Von Doris Steinkraus (MOZ)

Bis 2004 war "Haltestelle Woodstock" hierzulande fast unbekannt. Erst mit der Festival-Station Kostrzyn wurden auch deutsche Musikfans aufmerksam. Schon jetzt ist es das größte Rock-Event Europas. Was die Organisatoren um Jurek Owsiak jedoch besonders auszeichnet, ist der caritative Aspekt. Seit 13 Jahren sammeln Jugendliche in Polen Geld für Kinderkrankenhäuser. Das Festival ist ein Dankeschön an sie. Der Gedanke des Spektakels soll jetzt auch über die Grenze schwappen. Im FRIZZ Seelow gibt es seit gestern eine Medienstelle "Haltestelle Woodstock"

Woodstock, das hört sich sehr groß, sehr gigantisch, sehr ausgefallen an. Dass sich die Organisatoren des Festivals "Haltestelle Woodstock" nicht ganz unberechtigt den legendären Namen ausgeborgt haben, zeigt ein Blick in die Erfolgs-Geschichte. "Solch eine Aktion kann uns Deutschen viel vermitteln", formulierte es Jens Lawrenz, Leiter des FRIZZ, in der gestrigen Pressekonferenz.

Junge Menschen sind jedes Jahr im Januar in ganz Polen unterwegs, um Geld für kranke Kinder zu sammeln.
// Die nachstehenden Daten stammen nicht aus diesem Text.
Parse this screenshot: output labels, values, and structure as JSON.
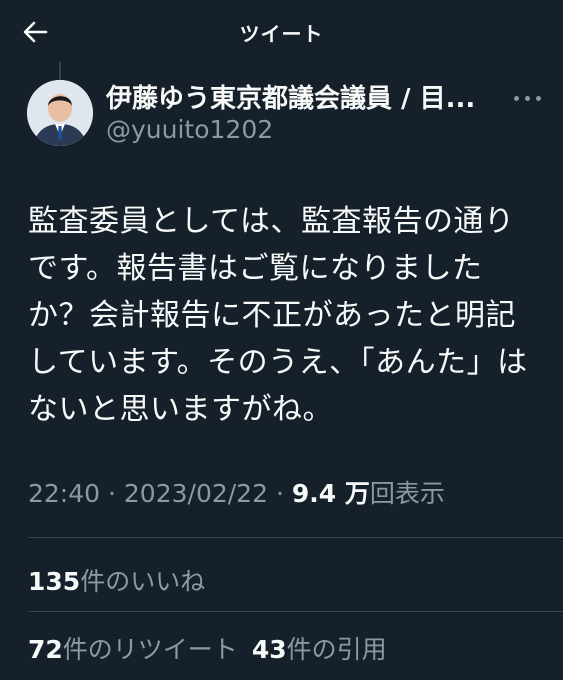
{
  "header": {
    "title": "ツイート",
    "back_icon": "arrow-left-icon"
  },
  "author": {
    "display_name": "伊藤ゆう東京都議会議員 / 目...",
    "handle": "@yuuito1202",
    "more_icon": "more-dots-icon"
  },
  "tweet": {
    "text": "監査委員としては、監査報告の通りです。報告書はご覧になりましたか？会計報告に不正があったと明記しています。そのうえ、「あんた」はないと思いますがね。"
  },
  "meta": {
    "time": "22:40",
    "separator": "·",
    "date": "2023/02/22",
    "views_count": "9.4 万",
    "views_label": "回表示"
  },
  "stats": {
    "likes_count": "135",
    "likes_label": "件のいいね",
    "retweets_count": "72",
    "retweets_label": "件のリツイート",
    "quotes_count": "43",
    "quotes_label": "件の引用"
  },
  "colors": {
    "background": "#15202b",
    "text": "#f7f9f9",
    "muted": "#8b98a5",
    "divider": "#38444d"
  }
}
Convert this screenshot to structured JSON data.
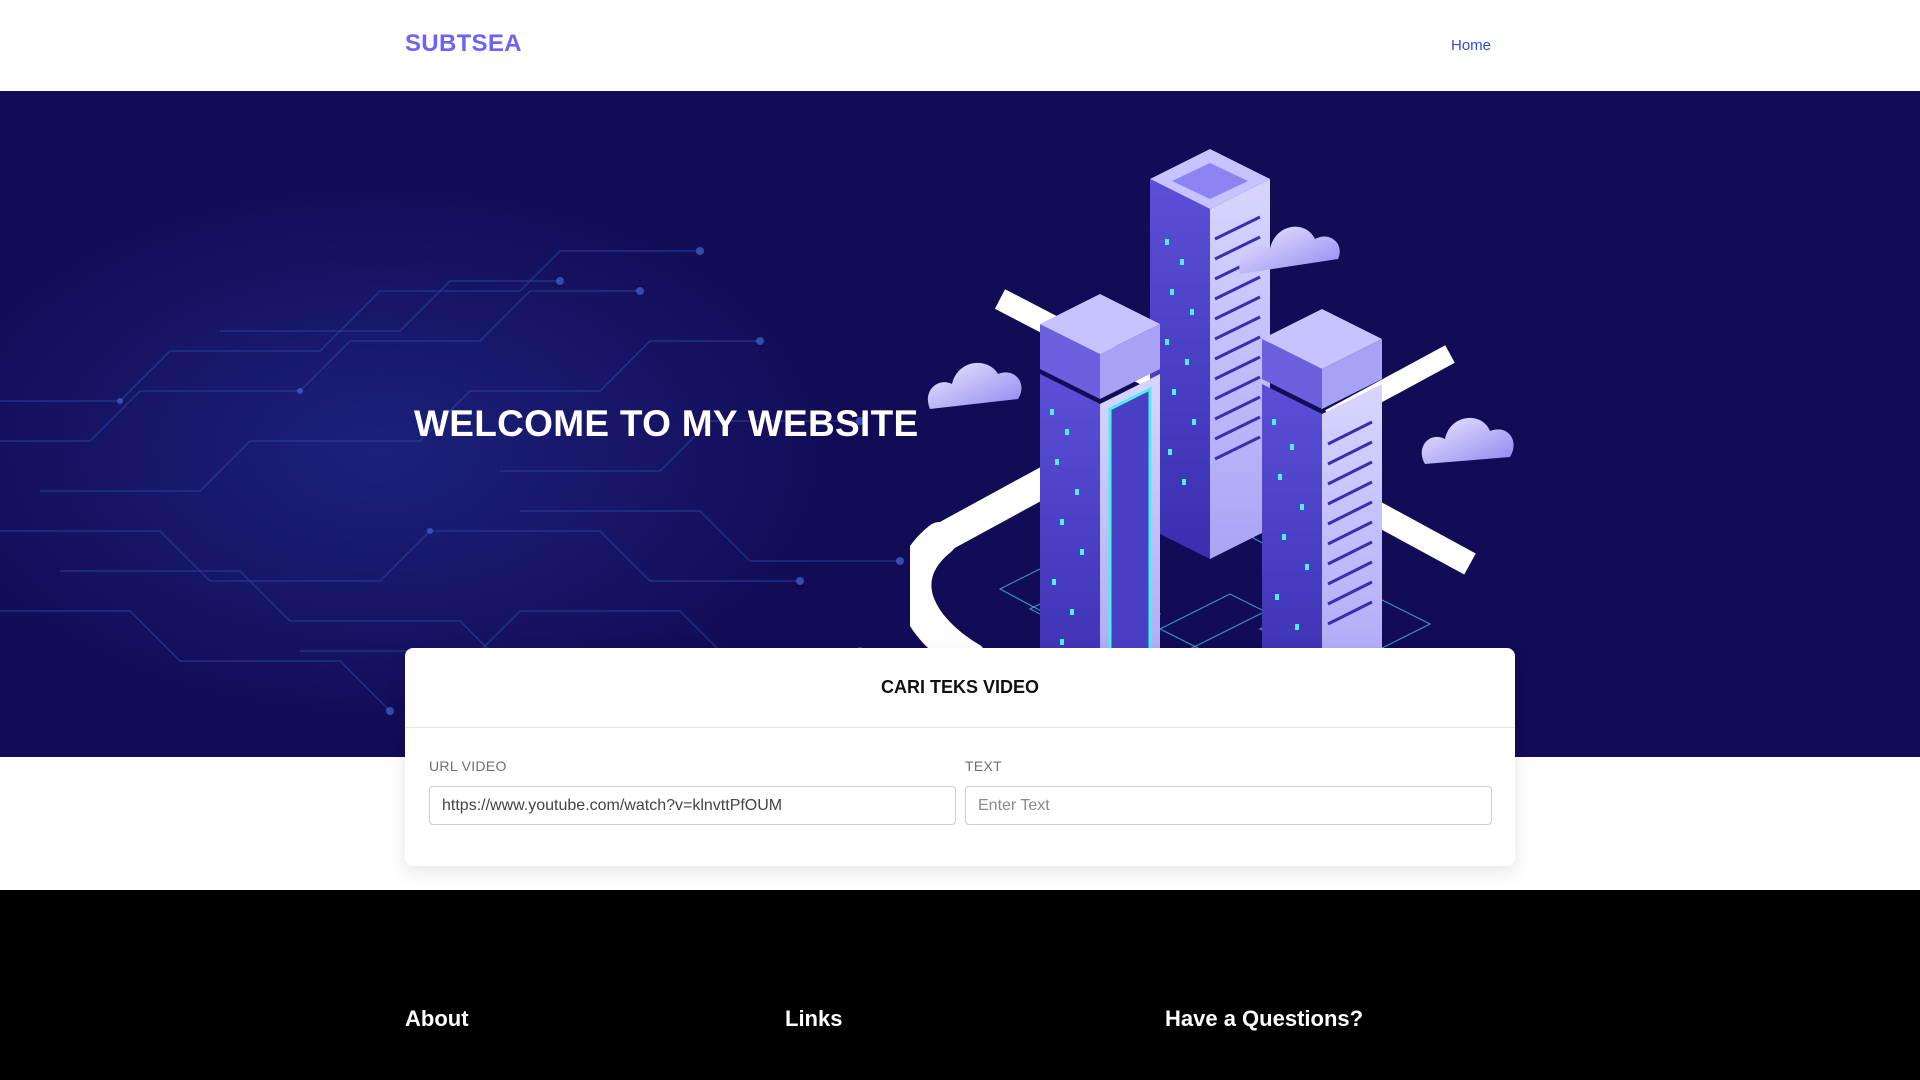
{
  "navbar": {
    "brand": "SUBTSEA",
    "links": [
      {
        "label": "Home"
      }
    ]
  },
  "hero": {
    "title": "WELCOME TO MY WEBSITE",
    "illustration": "isometric-city-illustration",
    "colors": {
      "background": "#120b55",
      "accent": "#6c63ff"
    }
  },
  "search_card": {
    "title": "CARI TEKS VIDEO",
    "url_field": {
      "label": "URL VIDEO",
      "value": "https://www.youtube.com/watch?v=klnvttPfOUM"
    },
    "text_field": {
      "label": "TEXT",
      "placeholder": "Enter Text"
    }
  },
  "footer": {
    "headings": [
      "About",
      "Links",
      "Have a Questions?"
    ]
  }
}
Die Stiftung Wielka Orkiestra Swiatecznej Pomocy (Großes Orchester zur Festtagshilfe) kauft dafür Geräte, unterstützt Erste-Hilfe-Aktionen und ermöglicht die Versorgung von schwer kranken Kindern im heimischen Umfeld. Als kleine Gegenleistung gibt es dafür das Musikfestival. Eine tolle Sache, fanden die Akteure nicht nur der Messe Frankfurt (Oder), wo sich Jurek Owsiak 2004 erstmals mit seinem ungewöhnlichen Projekt präsentierte.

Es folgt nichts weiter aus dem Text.